Vestido a la vieja usanza, llevando con prestancia el poncho de Castilla, embozado en la bufanda, calzando las espuelas roncadoras, el chagra cabalga, desde los tiempos coloniales, por las rutas del país rural.
El chagra viejo sabía de barbechos, de siembras y cosechas. Su destreza era la misma unciendo la yunta que amansando mulas bravas. Tejía riendas sentado en el poyo de la casa. Arreglaba aperos y torcía sogas en las horas vacías de las tardes de invierno. Madrugaba al ordeño y amaba esos rejos mugientes que dieron hondura y calor a las mañanas heladas. Conocía de memoria el recodo de los caminos. Le eran familiares cada penco y todos los rumbos para llegar a los pueblos y bajar de los páramos. Sabía de horizontes y quebradas, de nevazones y pantanos; amaba, y ama el país campesino y profundo.
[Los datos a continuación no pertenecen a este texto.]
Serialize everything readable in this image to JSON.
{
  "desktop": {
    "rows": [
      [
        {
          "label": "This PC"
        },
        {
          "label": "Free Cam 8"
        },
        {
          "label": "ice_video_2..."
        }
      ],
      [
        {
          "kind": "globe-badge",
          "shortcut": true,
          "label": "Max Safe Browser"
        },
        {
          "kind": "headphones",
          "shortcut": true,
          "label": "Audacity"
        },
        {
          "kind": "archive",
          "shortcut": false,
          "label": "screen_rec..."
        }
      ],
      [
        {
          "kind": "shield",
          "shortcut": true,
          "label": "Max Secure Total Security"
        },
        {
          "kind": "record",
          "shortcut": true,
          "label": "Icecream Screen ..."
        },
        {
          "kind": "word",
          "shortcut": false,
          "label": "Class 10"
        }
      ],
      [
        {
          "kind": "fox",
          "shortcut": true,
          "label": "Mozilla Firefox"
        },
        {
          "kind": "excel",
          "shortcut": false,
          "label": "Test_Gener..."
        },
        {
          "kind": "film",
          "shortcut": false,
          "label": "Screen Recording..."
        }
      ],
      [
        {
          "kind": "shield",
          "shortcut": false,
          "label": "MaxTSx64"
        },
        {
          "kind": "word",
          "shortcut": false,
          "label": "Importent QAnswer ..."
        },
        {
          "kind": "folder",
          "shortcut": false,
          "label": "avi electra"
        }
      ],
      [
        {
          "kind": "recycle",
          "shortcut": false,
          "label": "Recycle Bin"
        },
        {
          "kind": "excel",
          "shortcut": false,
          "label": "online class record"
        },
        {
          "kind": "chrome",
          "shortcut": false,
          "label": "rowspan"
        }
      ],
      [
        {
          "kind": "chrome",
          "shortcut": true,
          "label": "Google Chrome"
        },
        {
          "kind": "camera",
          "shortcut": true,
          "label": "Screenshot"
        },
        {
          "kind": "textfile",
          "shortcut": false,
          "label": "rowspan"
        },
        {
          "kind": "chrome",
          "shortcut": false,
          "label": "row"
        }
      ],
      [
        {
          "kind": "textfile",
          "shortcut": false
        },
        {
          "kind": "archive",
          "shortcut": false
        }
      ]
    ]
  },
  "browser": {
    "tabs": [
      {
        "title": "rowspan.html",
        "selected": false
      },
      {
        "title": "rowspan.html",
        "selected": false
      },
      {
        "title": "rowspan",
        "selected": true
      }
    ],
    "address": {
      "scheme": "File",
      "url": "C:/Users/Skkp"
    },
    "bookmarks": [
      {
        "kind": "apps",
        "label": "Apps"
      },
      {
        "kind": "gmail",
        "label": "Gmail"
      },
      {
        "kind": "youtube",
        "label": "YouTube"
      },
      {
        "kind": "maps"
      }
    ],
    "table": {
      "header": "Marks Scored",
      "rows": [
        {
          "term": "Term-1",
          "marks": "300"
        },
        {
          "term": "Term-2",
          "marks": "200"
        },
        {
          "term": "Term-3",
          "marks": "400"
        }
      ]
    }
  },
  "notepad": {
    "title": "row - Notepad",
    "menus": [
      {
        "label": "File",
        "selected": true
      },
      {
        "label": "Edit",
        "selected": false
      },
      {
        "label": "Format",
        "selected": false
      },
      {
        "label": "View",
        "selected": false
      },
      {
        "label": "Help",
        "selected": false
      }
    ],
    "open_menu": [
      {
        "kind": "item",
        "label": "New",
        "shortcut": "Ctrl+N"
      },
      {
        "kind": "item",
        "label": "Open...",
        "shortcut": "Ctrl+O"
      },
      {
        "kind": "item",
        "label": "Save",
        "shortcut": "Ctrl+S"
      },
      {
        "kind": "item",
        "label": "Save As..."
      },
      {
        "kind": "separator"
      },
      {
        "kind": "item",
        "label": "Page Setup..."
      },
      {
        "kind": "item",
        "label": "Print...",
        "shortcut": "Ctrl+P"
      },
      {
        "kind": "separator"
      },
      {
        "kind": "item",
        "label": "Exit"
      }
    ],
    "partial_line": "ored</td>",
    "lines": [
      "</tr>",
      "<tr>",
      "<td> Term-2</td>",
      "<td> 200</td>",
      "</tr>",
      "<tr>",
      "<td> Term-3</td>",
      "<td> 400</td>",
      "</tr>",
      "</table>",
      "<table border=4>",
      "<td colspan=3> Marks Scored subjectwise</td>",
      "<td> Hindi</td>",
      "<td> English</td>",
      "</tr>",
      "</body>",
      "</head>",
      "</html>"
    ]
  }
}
El caballo es, y fue, su afición, y los aperos criollos, su orgullo. Fue jinete que supo de la maravilla de cabalgar días enteros. Conoció el arte de ir haciendo el camino sin premura y de vivir el paisaje como casa y escenario. Solamente por el ruido de los cascos, sabía si lo que venía por el chaquiñán era humilde mular o presuntuoso caballo de paso.
Admiró los andares de los “braceadores de entrar al pueblo” y la fuerza y docilidad de los caballos de trabajo. Transformó las domas y vaquerías en fiestas de destreza y energía. Las galopadas en los rodeos y las ventiscas parameras le hicieron duro, le atezaron el alma y le dieron el orgullo propio de su personalidad.
Zamarros y espuelas, pellones y monturas, son aún sus prendas. Nada en su atuendo es superfluo; todo es esencial, nacido de la adaptación y la necesidad. La montura criolla es un ejemplo de evolución cultural y un monumento a la historia de la vida cotidiana. El poncho nació de la costumbre de andar a caballo; es una prenda mestiza, como el sombrero, la bufanda, la alpargata y la chalina.
El poncho de Castilla es la prenda cariñosa que cubre las pobrezas, ampara de los fríos, engalana las fiestas y trabajos; es cobija y pellón, lujo y adorno.
En Machachi o Yanahurco, en Cayambe, Sibambe o Alausí, y en otros rincones serranos, aún prospera el chagra.
En cada fiesta, cuando se trata homenajear al santo patrono, vuelven los chagras a las marchas; llenan las plazas y las calles con el estrépito de sus cabalgaduras; torean extendiendo los ponchos; apuestan en las galleras, enlazan, jinetean en los rodeos y, después, retornan a sus aldeas, a sus anejos y páramos, a sacudir con el prestigio del hombre de a caballo, los orgullos escondidos en esa gente recia, afirmativa y franca, que constituye el fondo de una cultura que sobrevive a pesar de todos los prejuicios.
El chagra es un mestizo esencial. Como el montuvio, como el huaso o el gaucho, es una confesión de identidad.